Un enfer rentable pour les touristes…
Le paradoxe ultime, c’est que ce brasier géant est aussi une des rares attractions du pays. Un pays fermé, quasi inaccessible aux voyageurs, sans grands monuments ou plages instagrammables. Pour ceux qui réussissent à décrocher un visa, le cratère de Darvaza est le clou du voyage.
“Ici, c’est l’Islande, version post-apocalyptique”, résume un touriste occidental. Même si la flamme faiblit, la fascination reste intacte. Un gouffre en feu, au milieu d’un désert silencieux, c’est quelque chose qui marque les rétines, et les comptes Instagram.
… mais une aberration environnementale qui doit s’éteindre
Pour les scientifiques du climat, le cratère n’est qu’un détail dans un océan de fuites, mais il illustre parfaitement les absurdités du système énergétique mondial. Ce n’est pas un accident du passé, c’est une émission en continu depuis cinq décennies. Et si le Turkménistan semble enfin décidé à éteindre les flammes, ce n’est ni par pression scientifique ni par souci environnemental.
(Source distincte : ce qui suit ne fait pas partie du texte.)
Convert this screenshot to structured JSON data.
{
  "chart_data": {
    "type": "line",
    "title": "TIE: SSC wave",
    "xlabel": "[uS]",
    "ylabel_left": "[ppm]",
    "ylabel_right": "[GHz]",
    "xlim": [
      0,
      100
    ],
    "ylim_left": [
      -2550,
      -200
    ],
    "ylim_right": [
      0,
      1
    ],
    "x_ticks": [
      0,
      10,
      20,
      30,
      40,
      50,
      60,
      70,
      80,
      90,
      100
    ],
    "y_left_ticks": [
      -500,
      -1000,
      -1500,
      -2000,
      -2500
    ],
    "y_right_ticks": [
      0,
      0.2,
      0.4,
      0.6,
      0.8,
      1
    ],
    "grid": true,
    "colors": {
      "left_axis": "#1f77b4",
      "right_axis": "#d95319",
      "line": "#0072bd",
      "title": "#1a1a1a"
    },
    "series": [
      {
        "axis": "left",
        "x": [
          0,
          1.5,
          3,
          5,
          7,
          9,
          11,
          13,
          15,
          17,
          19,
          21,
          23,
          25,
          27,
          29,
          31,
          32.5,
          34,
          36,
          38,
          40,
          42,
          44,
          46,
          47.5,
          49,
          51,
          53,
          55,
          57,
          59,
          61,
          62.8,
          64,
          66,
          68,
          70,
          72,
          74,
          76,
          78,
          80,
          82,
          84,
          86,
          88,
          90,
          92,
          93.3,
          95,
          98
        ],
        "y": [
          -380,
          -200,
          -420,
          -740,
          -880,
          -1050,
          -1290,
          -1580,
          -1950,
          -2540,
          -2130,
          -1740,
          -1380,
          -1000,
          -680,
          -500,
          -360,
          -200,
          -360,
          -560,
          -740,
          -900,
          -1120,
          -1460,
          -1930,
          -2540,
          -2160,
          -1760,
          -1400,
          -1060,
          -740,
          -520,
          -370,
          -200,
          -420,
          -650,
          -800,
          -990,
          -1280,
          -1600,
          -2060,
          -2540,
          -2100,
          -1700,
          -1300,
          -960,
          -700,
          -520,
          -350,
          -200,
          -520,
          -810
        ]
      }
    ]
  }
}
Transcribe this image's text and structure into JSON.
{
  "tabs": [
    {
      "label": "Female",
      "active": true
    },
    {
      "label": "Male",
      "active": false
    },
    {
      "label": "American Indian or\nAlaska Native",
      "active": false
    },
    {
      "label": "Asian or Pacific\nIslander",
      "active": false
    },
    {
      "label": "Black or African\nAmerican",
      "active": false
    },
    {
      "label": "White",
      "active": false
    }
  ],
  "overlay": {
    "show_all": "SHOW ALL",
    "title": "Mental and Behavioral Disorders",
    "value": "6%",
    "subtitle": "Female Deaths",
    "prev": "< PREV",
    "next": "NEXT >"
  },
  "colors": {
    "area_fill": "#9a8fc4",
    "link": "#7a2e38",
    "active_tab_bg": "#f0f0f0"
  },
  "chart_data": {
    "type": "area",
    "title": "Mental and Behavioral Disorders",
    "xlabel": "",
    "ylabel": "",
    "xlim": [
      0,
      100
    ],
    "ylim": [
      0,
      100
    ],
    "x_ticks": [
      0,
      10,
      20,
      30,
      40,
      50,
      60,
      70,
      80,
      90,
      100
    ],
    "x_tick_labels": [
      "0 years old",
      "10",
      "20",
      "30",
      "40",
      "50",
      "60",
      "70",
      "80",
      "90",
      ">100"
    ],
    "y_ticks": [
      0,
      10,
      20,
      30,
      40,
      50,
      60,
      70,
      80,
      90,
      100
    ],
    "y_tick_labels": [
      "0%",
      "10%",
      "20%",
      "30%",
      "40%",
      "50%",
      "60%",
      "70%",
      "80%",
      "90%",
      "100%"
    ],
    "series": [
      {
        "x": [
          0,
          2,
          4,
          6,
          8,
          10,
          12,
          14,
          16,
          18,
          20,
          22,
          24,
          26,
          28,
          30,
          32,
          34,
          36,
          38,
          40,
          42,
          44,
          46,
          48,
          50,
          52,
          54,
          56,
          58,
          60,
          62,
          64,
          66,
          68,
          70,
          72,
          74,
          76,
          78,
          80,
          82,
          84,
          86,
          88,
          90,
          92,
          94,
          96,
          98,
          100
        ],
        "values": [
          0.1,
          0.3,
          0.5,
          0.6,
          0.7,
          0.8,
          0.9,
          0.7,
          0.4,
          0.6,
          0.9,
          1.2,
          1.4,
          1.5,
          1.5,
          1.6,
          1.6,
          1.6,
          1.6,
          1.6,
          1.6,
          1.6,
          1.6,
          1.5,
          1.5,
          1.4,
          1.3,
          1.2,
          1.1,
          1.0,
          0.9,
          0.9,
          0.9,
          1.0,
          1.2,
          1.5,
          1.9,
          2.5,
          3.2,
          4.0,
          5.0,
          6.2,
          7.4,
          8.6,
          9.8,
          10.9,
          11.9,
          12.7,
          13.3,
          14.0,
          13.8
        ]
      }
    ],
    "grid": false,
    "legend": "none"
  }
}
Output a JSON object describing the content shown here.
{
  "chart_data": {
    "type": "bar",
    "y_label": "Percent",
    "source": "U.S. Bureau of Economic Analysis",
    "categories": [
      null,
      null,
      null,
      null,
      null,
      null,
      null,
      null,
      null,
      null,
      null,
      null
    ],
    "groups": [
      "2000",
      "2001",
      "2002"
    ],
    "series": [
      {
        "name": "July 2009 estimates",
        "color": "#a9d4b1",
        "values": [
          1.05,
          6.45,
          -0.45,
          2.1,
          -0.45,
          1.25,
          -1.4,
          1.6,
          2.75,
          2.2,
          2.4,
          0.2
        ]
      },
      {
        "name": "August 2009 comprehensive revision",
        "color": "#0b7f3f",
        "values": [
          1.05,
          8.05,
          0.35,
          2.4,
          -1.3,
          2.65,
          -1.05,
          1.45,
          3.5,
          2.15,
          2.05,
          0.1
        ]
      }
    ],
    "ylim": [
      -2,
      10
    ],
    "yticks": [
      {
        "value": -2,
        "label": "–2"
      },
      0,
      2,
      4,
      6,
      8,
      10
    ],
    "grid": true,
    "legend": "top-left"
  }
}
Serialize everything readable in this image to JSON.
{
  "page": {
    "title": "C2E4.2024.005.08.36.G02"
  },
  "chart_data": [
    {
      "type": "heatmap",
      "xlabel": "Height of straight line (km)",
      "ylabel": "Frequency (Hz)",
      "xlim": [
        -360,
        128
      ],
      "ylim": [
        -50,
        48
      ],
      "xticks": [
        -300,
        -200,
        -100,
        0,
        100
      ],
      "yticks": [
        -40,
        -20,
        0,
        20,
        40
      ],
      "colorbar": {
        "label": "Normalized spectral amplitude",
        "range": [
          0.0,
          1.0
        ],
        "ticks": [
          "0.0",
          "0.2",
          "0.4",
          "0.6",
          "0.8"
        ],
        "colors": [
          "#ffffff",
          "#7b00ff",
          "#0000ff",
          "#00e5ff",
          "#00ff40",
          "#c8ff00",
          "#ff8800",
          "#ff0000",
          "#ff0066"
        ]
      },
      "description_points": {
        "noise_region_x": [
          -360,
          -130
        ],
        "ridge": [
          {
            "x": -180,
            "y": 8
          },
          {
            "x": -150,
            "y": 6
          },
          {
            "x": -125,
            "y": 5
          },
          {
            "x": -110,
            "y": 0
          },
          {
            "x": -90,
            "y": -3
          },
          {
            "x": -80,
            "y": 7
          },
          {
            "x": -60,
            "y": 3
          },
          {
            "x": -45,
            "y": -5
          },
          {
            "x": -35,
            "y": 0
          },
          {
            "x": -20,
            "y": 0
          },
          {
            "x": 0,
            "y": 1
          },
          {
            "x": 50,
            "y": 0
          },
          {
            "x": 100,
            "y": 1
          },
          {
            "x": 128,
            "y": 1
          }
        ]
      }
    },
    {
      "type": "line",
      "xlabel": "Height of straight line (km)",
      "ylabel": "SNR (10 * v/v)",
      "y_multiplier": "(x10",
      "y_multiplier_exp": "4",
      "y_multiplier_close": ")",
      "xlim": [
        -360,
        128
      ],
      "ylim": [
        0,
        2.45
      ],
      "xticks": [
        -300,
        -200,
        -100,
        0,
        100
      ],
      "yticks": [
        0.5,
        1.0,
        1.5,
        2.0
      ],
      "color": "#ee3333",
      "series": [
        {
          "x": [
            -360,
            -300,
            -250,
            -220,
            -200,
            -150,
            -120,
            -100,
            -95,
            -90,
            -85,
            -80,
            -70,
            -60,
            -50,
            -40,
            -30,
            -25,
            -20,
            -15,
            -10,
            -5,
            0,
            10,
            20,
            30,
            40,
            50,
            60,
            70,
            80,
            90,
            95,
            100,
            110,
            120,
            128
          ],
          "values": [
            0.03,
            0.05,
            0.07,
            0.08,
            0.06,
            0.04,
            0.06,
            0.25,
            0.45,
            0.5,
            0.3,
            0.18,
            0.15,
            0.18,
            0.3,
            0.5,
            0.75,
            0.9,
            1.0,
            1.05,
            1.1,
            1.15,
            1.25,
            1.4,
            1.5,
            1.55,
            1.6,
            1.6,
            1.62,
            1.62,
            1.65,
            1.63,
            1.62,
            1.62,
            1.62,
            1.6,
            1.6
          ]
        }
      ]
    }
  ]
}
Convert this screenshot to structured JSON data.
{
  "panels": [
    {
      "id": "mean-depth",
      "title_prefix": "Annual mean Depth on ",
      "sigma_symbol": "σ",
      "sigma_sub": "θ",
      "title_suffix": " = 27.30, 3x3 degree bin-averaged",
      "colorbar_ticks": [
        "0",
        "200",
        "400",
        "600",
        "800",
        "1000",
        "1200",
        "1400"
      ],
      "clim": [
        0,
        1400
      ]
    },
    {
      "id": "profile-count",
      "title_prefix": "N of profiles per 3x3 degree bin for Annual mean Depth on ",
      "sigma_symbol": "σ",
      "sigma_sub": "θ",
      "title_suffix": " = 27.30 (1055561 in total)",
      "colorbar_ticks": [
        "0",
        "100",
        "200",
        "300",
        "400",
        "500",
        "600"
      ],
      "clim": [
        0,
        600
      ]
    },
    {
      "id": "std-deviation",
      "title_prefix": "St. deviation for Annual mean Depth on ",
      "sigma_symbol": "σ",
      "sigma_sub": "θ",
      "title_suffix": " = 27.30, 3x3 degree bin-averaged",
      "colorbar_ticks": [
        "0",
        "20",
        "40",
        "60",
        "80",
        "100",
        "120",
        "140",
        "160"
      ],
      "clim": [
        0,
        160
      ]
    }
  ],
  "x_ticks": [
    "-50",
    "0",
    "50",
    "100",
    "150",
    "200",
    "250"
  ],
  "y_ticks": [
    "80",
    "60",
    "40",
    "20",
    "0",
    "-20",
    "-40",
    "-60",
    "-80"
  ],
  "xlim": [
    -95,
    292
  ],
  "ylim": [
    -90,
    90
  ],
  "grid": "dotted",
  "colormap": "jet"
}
C’est parce que le méthane qui part en fumée pourrait rapporter gros à l’export.
L’autre record “embarrassant” aux Etats-Unis
Au fond des collines verdoyantes de Pennsylvanie, là où ne subsistent que les carcasses de maisons englouties par la végétation, le sol fume encore. À Centralia, un incendie souterrain consume un filon de charbon depuis… 1962. Plus de soixante ans de brasier ininterrompu, tapi sous terre, invisible aux regards mais toujours bien actif. Ce feu fantôme, probablement déclenché par une opération de nettoyage mal maîtrisée dans une ancienne décharge minière, s’est propagé dans les veines charbonnières avec une lenteur perverse, obligeant la quasi-totalité des habitants à fuir. Route fracturée, bitume fissuré, gaz toxiques s’échappant du sol : Centralia est devenue une ville fantôme et un symbole mondial de la combustion la plus longue jamais enregistrée. Les experts estiment qu’il pourrait encore brûler pendant… deux siècles. Une cicatrice brûlante sur la carte des États-Unis, rappelant à quel point les erreurs souterraines peuvent engendrer des désastres à ciel ouvert.